Mar 23, 2016 Theatre
I previewed L’Orchestre and I interviewed the lead guy, Bruno Bouchard. I thought they would be great. And I want to acknowledge that the night I went, lots of people thought they were. About half the audience got to their feet for a standing ovation. So my disappointment was far from universal. Although, when half the crowd gets to its feet and the other half doesn’t, I think it means the other half have conclusively decided not to stand up. I was not on my own.
Charm free. That’s the simple way to put it. L’Ochestre d’Hommes Orchestres, the orchestra of “four one-man-bands” (and two women) from Quebec, play a show of Tom Waits songs. It’s supposedly a tribute. But that’s exactly what it isn’t, because this show manages to eliminate almost all the things that make Tom Waits great.
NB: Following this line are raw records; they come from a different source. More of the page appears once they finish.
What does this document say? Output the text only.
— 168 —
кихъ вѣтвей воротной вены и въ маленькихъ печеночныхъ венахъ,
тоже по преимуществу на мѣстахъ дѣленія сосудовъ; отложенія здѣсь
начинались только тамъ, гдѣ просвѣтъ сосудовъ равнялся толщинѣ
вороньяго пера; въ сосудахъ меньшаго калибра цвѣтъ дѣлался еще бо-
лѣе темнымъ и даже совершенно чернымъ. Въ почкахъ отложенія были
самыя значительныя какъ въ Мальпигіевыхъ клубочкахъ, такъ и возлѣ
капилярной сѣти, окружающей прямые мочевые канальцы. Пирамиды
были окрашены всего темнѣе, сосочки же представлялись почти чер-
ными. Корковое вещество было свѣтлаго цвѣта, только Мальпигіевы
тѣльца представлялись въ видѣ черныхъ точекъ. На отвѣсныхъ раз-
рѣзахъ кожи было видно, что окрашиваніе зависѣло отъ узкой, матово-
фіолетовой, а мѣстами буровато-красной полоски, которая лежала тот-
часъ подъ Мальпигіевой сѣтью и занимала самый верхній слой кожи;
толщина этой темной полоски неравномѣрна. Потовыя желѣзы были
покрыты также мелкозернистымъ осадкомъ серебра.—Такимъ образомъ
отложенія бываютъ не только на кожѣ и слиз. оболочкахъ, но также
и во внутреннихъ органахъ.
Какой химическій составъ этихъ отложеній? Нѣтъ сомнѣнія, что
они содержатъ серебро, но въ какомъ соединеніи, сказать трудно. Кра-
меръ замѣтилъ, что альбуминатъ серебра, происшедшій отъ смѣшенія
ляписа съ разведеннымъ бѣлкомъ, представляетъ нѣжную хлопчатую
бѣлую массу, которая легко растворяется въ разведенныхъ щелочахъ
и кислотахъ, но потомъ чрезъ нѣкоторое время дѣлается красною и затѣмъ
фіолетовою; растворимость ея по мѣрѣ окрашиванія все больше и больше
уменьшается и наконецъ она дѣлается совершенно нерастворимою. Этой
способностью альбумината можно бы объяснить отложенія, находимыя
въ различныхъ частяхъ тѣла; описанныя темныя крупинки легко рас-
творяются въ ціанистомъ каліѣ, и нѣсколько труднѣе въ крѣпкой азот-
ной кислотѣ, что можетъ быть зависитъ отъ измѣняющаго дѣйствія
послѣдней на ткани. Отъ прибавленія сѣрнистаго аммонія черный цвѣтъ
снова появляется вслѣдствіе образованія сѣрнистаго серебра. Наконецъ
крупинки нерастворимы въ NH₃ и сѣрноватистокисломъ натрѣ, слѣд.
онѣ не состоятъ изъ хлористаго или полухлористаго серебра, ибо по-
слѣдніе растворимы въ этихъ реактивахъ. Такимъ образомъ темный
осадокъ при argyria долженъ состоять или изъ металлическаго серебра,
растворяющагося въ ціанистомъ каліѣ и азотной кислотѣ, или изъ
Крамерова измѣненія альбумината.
This show manages to eliminate almost all the things that make Tom Waits great.
Sure, they’ve nailed the gruff voice, they’ve got the whack-bam rhythms, the disheveled stage presence, the unusual instruments. But, surprise, it turns out none of that adds up to much at all.
They’ve dropped the sentimental melodies. Those glorious, cheesy, heartfelt, ironically knowing tunes. Instead, it’s endless rattle and thump. So all the songs sound the same.
Worse, they’ve dropped the purpose. Waits sings of hopeless love, loneliness, the losers and the lost, the hesitant and yet determined human spirit dealing with all the shit of the world. He’s also the scourge of poseurs everywhere. These guys didn’t notice any of that. They just pose, making clever noise.
Worse again, they’ve lost the personality. Tom Waits, he’s that stray cat that twists around your legs and then jumps on your face, and you can’t help but fall for him. He re-aligns your sense of what’s worthwhile in the world. He makes you care. He’s funny, he’s ridiculous and he makes you feel you’re in a special place. Tom Waits opens your heart.
These guys? It’s just a whole lot of mannered faux-frantic stage business. Some of it is funny, but all of it is soulless. The women are sidelined; the men are going through the motions. They think they’re charming, which blinds them to how not true that is. They toot on each other’s horns and bang each other’s drums, they throw spaghetti and confetti about, they pop streamers and wear silly things on their heads, and the more they do all this the less seductive they get.
Worst of all? You get the sense they know it. It’s preposterous. What these guys do should be riotously good. In the hands of people who cared about connecting with an audience, it would be. But they’re just playing with themselves, there’s a word for that.
Anti-music, that’s what this is. It got me a bit angry.
L’Orchestre D’Hommes-Orchestres Perform Tom Waits, Q Theatre to March 24.